Den Berufungen wird nicht Folge gegeben.

Gemäß § 390 a StPO fallen den Angeklagten auch die Kosten des Rechtsmittelverfahrens zur Last.

Text

Gründe:

Rechtliche Beurteilung

Mit dem angefochtenen Urteil wurden Roland N***** und Jürgen A***** zu 1. des Verbrechens der Freiheitsentziehung nach § 99 Abs 1, Abs 2, zweiter Fall, StGB und zu 2. des Vergehens der schweren Körperverletzung nach §§ 83 Abs 1, 84 Abs 2 Z 3 StGB schuldig erkannt. Danach haben sie am 4.März 1993 in Innsbruck im bewußten und gewollten Zusammenwirken dem Manfred S***** durch Fesseln mit einem isolierten Draht "in Mafiaart", nämlich derart, daß die Arme und Beine am Rücken hochgezogen gefesselt waren, wobei eine Schlinge um den Hals gelegt wurde, die beim Strecken der Beine zu einer Strangulation im Hals führte bzw. geführt hätte, wobei der Vorfall von 12.25 Uhr bis ca. 12.50 Uhr dauerte, zu 1. auf eine andere Weise als durch widerrechtliches Gefangenhalten die persönliche Freiheit entzogen, und zwar auf eine Weise, die dem Festgehaltenen besondere Qualen bereitete, und zu 2. vorsätzlich körperliche Verletzungen ("strick"förmige [gemeint: strichförmige] Druckstellen am Hals) unter Zufügung besonderer Qualen, herbeigeführt.

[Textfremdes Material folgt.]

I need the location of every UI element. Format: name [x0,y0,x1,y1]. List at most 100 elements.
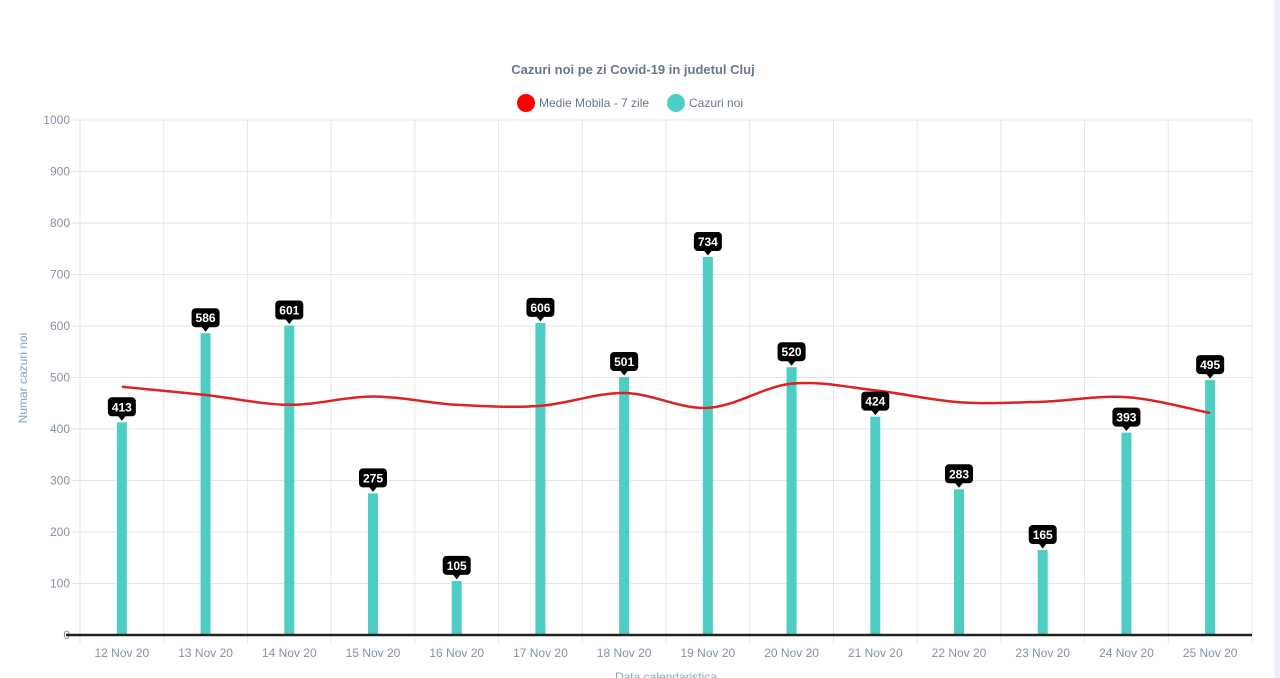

Den Schuldspruch bekämpfen die Angeklagten mit auf die Z 4 und 9 lit a, von N***** auch die Z 5 und 10 des § 281 Abs 1 StPO gestützten Nichtigkeitsbeschwerden; den Strafausspruch fechten sie mit Berufungen an.

Zu beiden Verfahrensrügen (Z 4):

Verteidigungsrechte der Angeklagten wurden durch die Abweisung ihres Antrages auf Ausforschung (und zeugenschaftliche Einvernahme) der zur Tatzeit auf der Baustelle (dem Tatort) befindlichen Mitarbeiter einer Malerfirma zum Beweis dafür, daß Manfred S***** sich in keinem Zustand der Angst befunden habe, nicht verletzt. Dem abweislichen und entgegen den Beschwerdeausführungen N*****s auf aktenkonformen Grundlagen gestützten (weil sich aus der Verantwortung der Angeklagten, insbesondere N*****s selbst - sh S 69 - kein Hinweis auf die Anwesenheit Unbeteiligter während der gesamten Dauer des Vorfalles ergab) Zwischenerkenntnis, dessen Begründung in der Urteilsausfertigung nachgetragen wurde, ist nämlich darin beizupflichten, daß allfällige (an der Baracke vorbeigehende und dabei in diese "hineinschauende") Zeugen mangels Kenntnis des Gesamtgeschehens insbesondere zu dem - der Auffassung des Erstgerichtes zuwider - relevanten, auch durch die Zeitdauer der Fesselung bedingten Angstzustand des Opfers (s US 6 unten, 7 oben) nichts Wesentliches aussagen könnten, was eine Änderung der Beweislage zugunsten der Beschwerdeführer bewirken könnte, sodaß der Beweisantrag ins Leere geht.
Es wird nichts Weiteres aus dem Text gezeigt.